Still, stem cell experts note that such technologies are years away from being routinely available.

In their natural environment, stem cells are self-regulated. Scientists hypothesize that the number of stem cells that exist in a muscle might be determined by their need.

"If you inject more stem cells into a healthy muscle, it might not necessarily do a lot," said Dr. Robin Lovell-Badge, of the UK’s National Institute for Medical Research.

The process of using stem cells to strengthen muscles will probably not be as straightforward as a simple injection. Desired tissues might need to be first engineered in a laboratory before being implanted into athletes. Years of clinical experience would also be necessary to determine if such a process would be safe and effective.

Though such applications remain highly experimental, anti-doping authorities are already gearing for their arrival in sports. And while experts agree that testing for an individual’s own stem cells reintroduced into the body would be virtually impossible, that does not mean that stem cell abuse would be undetectable.

"Our objective is not to detect stem cells, it’s to detect the impact of those cells," said Dr. Olivier Rabin, science director at the World Anti-Doping Agency.

Once stem cells are reintroduced into the body, Olivier says that the body’s homeostasis, or natural balance, would be disrupted. By looking for the cascade of metabolic events that would inevitably occur following the injection of stem cells, it should be possible to catch athletes using such technologies, Olivier said.

The speculation that using stem cells to enhance performance might only have minimal side effects, since no foreign substances would be involved, raises the issue of whether anti-doping regulations will soon be obsolete.

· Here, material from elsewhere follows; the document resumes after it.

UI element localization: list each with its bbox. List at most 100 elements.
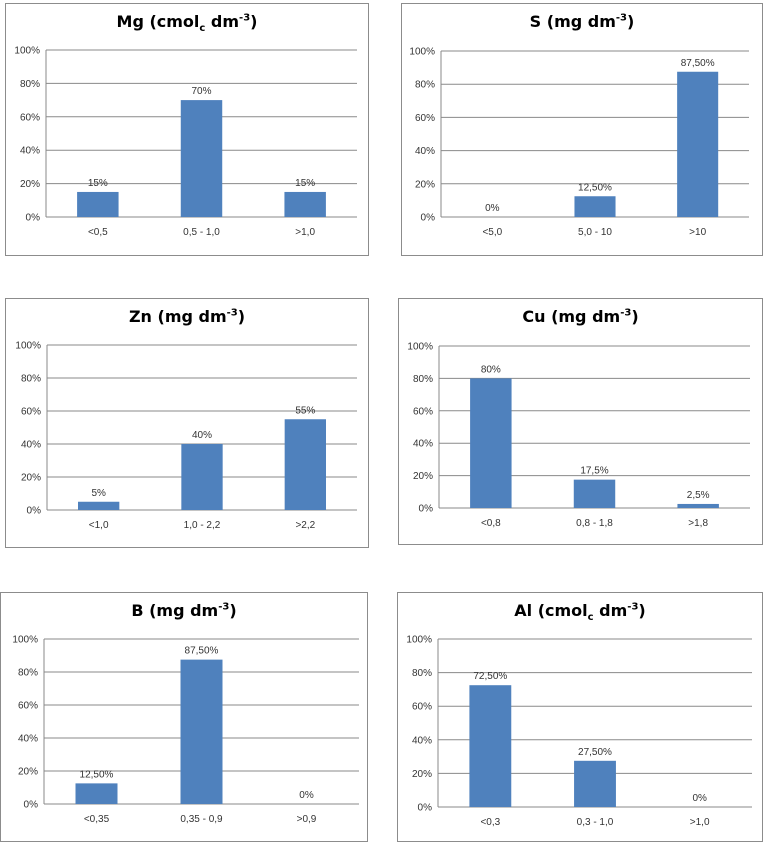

"Enhancement in sports is only problematic because there are rules against it," said John Harris, a bioethics professor at the University of Manchester.

As Harris points out, many unfair advantages already exist in sports, such as those athletes who can afford such luxuries as high-altitude training or having personal trainers and physiotherapists.

"Using stem cells would just be fine-tuning these advantages," Harris said. "They don’t add anything in principle to what is already being done."